Cover of Arkansas Times, story tracing haemophilia NHS blood products back to infected prisoners at Arkansas State Penitentiary
10th February 2016
The Department of Health have recently announced proposals for drastic cuts to monthly incomes and allowances that will impact on the victims of the “worst medical treatment disaster in the history if the NHS”. This is the UK’s haemophilia community that received contaminated blood products to treat a bleeding disorder where the blood does not clot.

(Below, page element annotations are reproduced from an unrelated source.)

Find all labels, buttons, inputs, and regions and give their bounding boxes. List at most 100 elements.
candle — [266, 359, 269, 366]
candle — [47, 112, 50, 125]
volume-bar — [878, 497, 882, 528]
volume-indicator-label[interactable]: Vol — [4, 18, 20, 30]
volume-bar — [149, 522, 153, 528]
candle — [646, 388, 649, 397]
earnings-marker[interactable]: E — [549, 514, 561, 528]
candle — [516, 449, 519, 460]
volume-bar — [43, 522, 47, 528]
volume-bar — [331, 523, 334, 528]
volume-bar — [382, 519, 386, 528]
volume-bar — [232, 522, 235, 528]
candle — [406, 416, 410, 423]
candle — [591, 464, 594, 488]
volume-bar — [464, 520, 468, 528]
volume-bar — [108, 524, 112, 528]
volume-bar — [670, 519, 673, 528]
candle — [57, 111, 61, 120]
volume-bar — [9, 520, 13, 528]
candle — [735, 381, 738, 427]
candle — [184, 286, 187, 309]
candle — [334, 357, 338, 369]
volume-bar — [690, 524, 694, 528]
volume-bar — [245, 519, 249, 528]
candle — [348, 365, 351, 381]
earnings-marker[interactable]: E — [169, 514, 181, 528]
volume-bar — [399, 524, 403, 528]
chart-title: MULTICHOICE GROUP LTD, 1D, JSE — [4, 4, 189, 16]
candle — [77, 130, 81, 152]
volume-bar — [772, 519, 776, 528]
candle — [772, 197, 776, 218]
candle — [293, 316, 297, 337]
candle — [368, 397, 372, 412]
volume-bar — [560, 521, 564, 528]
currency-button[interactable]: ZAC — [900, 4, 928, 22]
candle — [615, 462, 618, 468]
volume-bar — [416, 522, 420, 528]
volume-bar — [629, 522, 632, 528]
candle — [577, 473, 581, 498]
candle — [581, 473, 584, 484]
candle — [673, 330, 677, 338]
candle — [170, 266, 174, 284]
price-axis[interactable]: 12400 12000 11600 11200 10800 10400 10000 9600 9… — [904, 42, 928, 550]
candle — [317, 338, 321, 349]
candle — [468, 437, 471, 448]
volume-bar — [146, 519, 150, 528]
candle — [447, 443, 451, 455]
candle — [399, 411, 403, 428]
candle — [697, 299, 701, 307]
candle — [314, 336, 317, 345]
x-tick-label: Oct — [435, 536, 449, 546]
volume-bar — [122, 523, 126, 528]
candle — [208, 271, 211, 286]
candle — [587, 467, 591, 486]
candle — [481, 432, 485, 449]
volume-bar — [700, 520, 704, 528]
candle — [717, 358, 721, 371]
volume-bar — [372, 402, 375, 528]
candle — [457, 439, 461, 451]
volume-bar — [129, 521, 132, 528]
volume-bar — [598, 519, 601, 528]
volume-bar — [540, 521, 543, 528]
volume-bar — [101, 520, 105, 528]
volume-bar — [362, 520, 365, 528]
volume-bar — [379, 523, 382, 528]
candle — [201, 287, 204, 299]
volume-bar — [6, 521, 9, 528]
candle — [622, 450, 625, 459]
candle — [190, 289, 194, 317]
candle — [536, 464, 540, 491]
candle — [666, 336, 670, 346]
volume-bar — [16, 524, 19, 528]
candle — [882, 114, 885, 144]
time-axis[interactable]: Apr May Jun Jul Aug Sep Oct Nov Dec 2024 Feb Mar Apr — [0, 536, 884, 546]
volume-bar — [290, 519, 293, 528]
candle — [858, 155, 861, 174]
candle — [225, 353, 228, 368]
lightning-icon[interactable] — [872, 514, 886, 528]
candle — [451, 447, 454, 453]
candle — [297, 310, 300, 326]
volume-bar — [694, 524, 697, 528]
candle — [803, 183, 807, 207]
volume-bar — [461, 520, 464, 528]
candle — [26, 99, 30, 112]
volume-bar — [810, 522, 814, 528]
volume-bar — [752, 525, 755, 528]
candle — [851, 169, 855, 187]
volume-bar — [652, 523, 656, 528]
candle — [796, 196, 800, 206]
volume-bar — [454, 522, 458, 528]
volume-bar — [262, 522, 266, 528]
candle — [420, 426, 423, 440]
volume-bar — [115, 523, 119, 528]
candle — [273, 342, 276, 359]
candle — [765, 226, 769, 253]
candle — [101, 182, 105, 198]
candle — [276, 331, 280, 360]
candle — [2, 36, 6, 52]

To save money, the government often imported factor concentrates, plasma products made from the blood of US prisoners infected with deadly viruses including HIV and hepatitis C. Inmates’ blood was then injected into haemophiliacs often young boys (haemophilia predominately affects males, though some women “bleed” also). Many became infected. Years later, lawyers for haemophiliacs were able to trace treatment batch number directly back to infected donors at US prisons proving their claims.
The inmates were classed as “high-risk”, often known drug users practicing unprotected sex, some were used in medical experimentation and others were subjected to beatings and torture. The collection of plasma and the so called “treatment” of haemophiliacs violated points 1 to 10 of the Nuremberg Code. This was a set of ethical medical guidelines set up in 1948 following shocking experiments on Jews, gypsies, disabled and homosexuals during the Second World War.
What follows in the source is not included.